Catfish and the Lazarus Taxon Problem

Some time ago I mentioned the phenomenon of Lazarus taxa. For those who don’t remember, Lazarus taxa are taxa that are known from fossils that appear to disappear from the fossil record and then re-emerge (“from the dead”) significantly later. The concept gets tossed around a lot when discussing the possibility that groups thought to be extinct might still persist. One of the central questions in evaluating the odds of Lazarus taxa occurring is the completeness of the fossil record. Now, nothing I’m going to say is going to be surprising to a paleontologist, but the fossil record is, as far as completeness goes, pretty terrible. I’ve sometimes heard the fossil record compared to a TV show that is missing chunks. It’s probably more like five non-consecutive frames from an hour long show.
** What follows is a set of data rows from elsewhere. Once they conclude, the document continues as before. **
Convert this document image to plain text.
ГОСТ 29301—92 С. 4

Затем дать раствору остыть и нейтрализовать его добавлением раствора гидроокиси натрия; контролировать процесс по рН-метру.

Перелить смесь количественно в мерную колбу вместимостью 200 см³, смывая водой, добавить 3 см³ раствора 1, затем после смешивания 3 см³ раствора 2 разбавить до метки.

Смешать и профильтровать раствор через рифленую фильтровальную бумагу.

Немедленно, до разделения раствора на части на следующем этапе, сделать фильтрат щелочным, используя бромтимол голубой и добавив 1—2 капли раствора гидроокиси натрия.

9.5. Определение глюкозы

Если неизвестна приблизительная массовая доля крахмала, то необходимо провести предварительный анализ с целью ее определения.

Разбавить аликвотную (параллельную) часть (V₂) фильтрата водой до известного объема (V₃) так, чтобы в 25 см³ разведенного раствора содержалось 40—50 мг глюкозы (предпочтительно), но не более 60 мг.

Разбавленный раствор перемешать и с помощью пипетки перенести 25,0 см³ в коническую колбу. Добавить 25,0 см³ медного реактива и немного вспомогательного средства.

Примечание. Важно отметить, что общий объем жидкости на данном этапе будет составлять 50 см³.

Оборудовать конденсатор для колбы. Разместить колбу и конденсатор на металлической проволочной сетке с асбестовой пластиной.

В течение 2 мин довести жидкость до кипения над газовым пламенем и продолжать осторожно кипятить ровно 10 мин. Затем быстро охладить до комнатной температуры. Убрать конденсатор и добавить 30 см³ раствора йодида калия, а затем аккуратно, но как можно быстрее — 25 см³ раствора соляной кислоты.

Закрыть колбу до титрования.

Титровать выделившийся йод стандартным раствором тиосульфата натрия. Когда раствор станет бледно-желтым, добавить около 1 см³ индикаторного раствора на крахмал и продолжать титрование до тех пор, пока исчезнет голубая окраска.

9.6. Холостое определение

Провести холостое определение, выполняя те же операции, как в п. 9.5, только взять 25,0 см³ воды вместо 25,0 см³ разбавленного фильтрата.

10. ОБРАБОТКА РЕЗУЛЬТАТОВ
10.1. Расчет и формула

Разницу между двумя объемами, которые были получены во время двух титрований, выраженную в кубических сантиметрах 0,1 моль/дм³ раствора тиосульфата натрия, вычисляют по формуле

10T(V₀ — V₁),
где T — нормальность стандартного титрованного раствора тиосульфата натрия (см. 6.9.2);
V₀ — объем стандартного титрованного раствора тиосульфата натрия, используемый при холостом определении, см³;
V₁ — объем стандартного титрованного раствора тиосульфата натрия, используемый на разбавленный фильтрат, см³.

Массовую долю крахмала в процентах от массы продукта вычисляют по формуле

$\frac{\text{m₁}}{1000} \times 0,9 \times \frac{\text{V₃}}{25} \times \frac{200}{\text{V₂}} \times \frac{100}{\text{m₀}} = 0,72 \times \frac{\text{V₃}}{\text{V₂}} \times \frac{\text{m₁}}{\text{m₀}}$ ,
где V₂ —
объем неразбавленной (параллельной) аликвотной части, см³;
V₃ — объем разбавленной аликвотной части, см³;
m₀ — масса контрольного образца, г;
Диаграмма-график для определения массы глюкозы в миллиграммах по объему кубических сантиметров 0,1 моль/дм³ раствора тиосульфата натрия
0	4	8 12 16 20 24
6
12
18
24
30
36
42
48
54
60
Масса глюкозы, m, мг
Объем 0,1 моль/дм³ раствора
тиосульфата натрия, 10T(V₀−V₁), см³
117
One of the clades that demonstrates this well, and that I happen to know about, is catfish. By catfish I mean the Siluriformes, a quite large group of mostly freshwater fish, some of whom don’t look very much like the “classic” catfish. Catfishes often have a heavy-duty first fin ray in their pectoral fins which happens to preserve well and is identifiable to major group. (This fin spine is meant to stab potential predators, as more than a few recreational anglers have found out.) Because of this catfish fossils are sometimes identifiable even in a severely fragmented state. This is good because fish bones are pretty lightweight compared to tetrapods and fish skeletons are easily scattered and the bones broken.

Diogo (2004) discusses a fossil from the catfish genus Corydoras dated to the Paleocene. Corydoras is a common modern genus, found not only as many species in South America but also as the “cory catfish” in pet stores across the world. The Paleocene period is just past the massive extinction event that brought the Mesozoic1 to a cataclysmic end. To give an idea how unlike our modern world the Paleocene was consider that mice, bears, and cats had not yet evolved, and that the ancestors of whales were walking on land at this time. And yet here’s a modern genus, Corydoras. Moreover, Corydoras is endowed with bony, armored plates that wrap around its body, making it potentially much more fossilizable than other fish (although it is a small fish). Given the success of the modern genus we might expect to find that the world is littered with Corydoras fossils. Instead, Diogo (and I have seen nothing more recent to suggest that new discoveries have changed the picture) notes that there are no other Corydoras fossils until, perhaps, recent sub-fossils. There’s a 56 million year fossil lacuna for this genus.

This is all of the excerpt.